The following day, six young adults (Steve, Heather, Amanda, Danny, Jo, and Collyn) trespass into a closed section of a state park, where they plan to camp for the weekend. After playing volleyball and drinking some beer, the teens separate. Moments later, they are attacked by Bigfoot. Some (but not all) of the campers are killed on screen. The next day, Sheriff Jim Taylor and Deputy Walton arrive to investigate the murders. While there, an unidentified police official arrives on the crime scene and informs the sheriff that one of the victims (Steve McTee) is the son of a local oil tycoon, who is putting pressure on the department to solve the murder. The sheriff believes the teens have been attacked by a bear, but his deputy believes in Bigfoot. Through a phone call, the sheriff learns that only five bodies were found, and that one of the campers, a female, is missing.

On the other side of town, ex-deputy Mark Kline (who was fired for being an alcoholic) discovers a missing and disheveled woman named Dakota running through the woods. While rescuing her, Kline spots a Bigfoot in the woods before driving off and delivering Dakota to the local hospital. At the hospital, Sheriff Taylor interviews his drunk ex-deputy, who swears he saw a Bigfoot. In a separate interview, the local doctor (Dr. Leonard Evans) tells the sheriff that the wounds do not look like they came from a bear, but that is what he will put on the death certificate. The sheriff visits Dakota's home in an attempt to tell the girl's father Zeke that she has been located, but is met with hostility by the girl's family.

That evening, the sheriff's daughter Savannah goes to the local drive-in with her boyfriend Billy. While the two are making out in Billy's car, Bigfoot enters the drive-in and crushes Billy's head by stomping on it before dragging Savannah off into the woods.

The next day, news reporter Sharp along with her camera man (Aaron) head into the woods in search of Bigfoot. They find him, and the monster chases them through the woods. Back at the sheriff's office, sheriff Taylor, Deputy Walton, and Dakota's father Zeke form a posse to enter the woods and find the sheriff's daughter.

While fleeing from Bigfoot, reporter Sharp and cameraman Aaron stumble upon the hideout of Eddie Justertin. Eddie fires a warning shot followed by a second shot from point blank range that misses the two. The two flee the shed but cameraman Aaron is quickly killed after stepping on a landmine. Reporter Sharp fires several shots at Bigfoot with Aaron's handgun and fails to kill the beast, but then the sheriff and his posse arrive and Deputy Walton shoots Bigfoot several times with a tactical shotgun, killing it. The deputy then turns around and is impaled by a spear thrown by someone/something off screen.

Zeke performs a Bigfoot call and a second Bigfoot emerges from the woods, which Zeke promptly shoots in the head. During a long speech, Zeke explains to the sheriff and the reporter that all female Bigfoot have gone extinct, and Bigfoot must now survive by kidnapping human females and impregnating them. Back at the hospital, Dr. Evans discovers that Dakota is indeed pregnant. Later, Dakota gives birth, and asks to see her baby.

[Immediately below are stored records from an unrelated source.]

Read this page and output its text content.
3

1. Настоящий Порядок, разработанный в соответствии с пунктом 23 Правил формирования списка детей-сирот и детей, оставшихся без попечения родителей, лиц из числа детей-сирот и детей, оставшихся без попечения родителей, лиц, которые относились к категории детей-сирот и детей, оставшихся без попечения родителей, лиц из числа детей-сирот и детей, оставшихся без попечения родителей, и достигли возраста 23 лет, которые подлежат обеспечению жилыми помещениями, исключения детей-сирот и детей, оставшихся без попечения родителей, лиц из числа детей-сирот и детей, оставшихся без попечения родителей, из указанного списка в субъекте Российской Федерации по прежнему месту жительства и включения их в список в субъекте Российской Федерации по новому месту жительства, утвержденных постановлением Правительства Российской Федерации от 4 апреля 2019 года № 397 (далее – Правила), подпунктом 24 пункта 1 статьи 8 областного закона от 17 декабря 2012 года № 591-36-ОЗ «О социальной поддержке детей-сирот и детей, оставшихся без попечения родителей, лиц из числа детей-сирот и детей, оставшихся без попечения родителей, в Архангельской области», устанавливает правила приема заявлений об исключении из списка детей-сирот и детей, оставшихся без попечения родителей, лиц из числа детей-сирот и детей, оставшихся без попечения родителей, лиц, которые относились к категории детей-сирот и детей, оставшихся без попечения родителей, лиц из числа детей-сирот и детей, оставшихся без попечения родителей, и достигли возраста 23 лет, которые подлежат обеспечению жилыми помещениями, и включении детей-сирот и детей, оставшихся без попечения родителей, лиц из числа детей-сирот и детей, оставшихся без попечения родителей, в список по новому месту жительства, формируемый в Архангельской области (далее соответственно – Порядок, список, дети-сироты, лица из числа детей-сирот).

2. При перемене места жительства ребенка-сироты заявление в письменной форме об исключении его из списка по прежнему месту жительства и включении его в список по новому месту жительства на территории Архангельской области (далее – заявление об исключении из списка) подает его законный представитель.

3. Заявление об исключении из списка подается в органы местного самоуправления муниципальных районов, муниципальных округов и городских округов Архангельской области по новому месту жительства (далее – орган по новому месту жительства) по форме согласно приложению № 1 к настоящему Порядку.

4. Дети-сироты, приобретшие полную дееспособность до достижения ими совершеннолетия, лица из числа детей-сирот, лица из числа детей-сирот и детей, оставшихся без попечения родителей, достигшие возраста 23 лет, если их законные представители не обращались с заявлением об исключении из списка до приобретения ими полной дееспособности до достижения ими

Back in the woods, the sheriff's posse discover Bigfoot's lair, where the creatures rape their human victims. There they discover the sheriff's daughter Savannah alive, and free her. While the sheriff frees his daughter, Zeke finds a Bigfoot, attacks it with a sledgehammer, cuts its head off, and carries it around. The two girls escape from the lair and are seen running through the woods, but when Zeke uses explosives to try and close up the cave, he accidentally separates the two parties.

Zeke and Sheriff Taylor emerge from another exit and enter a clearing. There, many Bigfoot (six or more) emerge from the woods and surround the two men. The men are able to shoot a couple of Bigfoot, but there are too many. Zeke produces a rocket launcher and shoots more, but more than half a dozen remain. Armed with only a machete and a sledgehammer, the two men hold their ground until more than a dozen Bigfoot pounce on them, ripping the two men to shreds.